Certain statements in this press release constitute “forward-looking statements” within the meaning of, and subject to the protection of, the Private Securities Litigation Reform Act of 1995. Such forward-looking statements involve known and unknown risks, uncertainties, and other factors that may cause the actual results, performance or achievements of EVERTEC to be materially different from any future results, performance or achievements expressed or implied by such forward-looking statements. Statements preceded by, followed by, or that otherwise include the words “believes,” “expects,” “anticipates,” “intends,” “projects,” “estimates,” and “plans” and similar expressions of future or conditional verbs such as “will,” “should,” “would,” “may,” and “could” are generally forward-looking in nature and not historical facts. Any statements that refer to expectations or other characterizations of future events, circumstances or results are forward-looking statements.
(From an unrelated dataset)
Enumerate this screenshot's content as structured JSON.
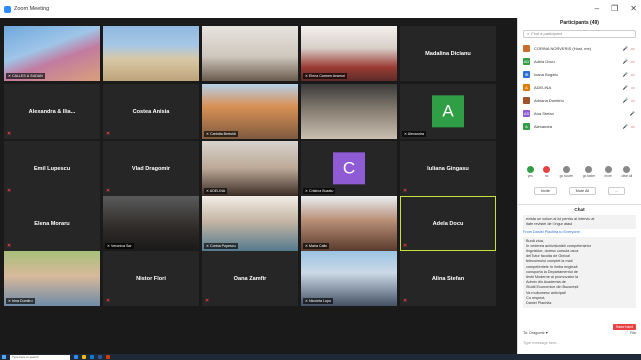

Various factors that could cause actual future results and other future events to differ materially from those estimated by management include, but are not limited to: the Company’s reliance on its relationship with Popular for a significant portion of revenue; our ability to renew our client contracts on terms favorable to us; the effectiveness of our risk management procedures; our dependence on our processing systems, technology infrastructure, security systems and fraudulent-payment-detection systems, and the risk that our systems may experience breakdowns or fail to prevent security breaches or fraudulent transfers; our ability to develop, install and adopt new technology; a decreased client base due to consolidations in the banking and financial-services industry; the credit risk of our merchant clients, for which we may also be liable; the continuing market position of the ATH® network; reduction in consumer confidence leading to decreased consumer spending; the Company’s dependence on credit card associations; regulatory limitations on our activities, including the potential need to seek regulatory approval to consummate transactions, due to our relationship with Popular and our role as a service provider to financial institutions; changes in the regulatory environment and changes in international, legal, tax, political, administrative or economic conditions; the geographical concentration of the Company’s business in Puerto Rico; operating an international business in multiple regions with potential political and economic instability; increased compliance risks associated with operating an international business; operating in countries and counterparties that put us at risk of violating U.S. sanctions laws; our ability to execute our expansion and acquisition strategies; our ability to protect our intellectual property rights; our ability to recruit and retain qualified personnel; our ability to comply with federal, state, and local regulatory requirements; evolving industry standards; the Company’s high level of indebtedness and restrictions contained in the Company’s debt agreements; and the Company’s ability to generate sufficient cash to service the Company’s indebtedness and to generate future profits.

Consideration should be given to the areas of risk described above, as well as those risks set forth under the headings “Forward-Looking Statements” and “Risk Factors” in the reports the Company files with the SEC from time to time, in connection with considering any forward-looking statements that may be made by the Company and its businesses generally. We undertake no obligation to release publicly any revisions to any forward-looking statements, to report events or to report the occurrence of unanticipated events unless we are required to do so by law.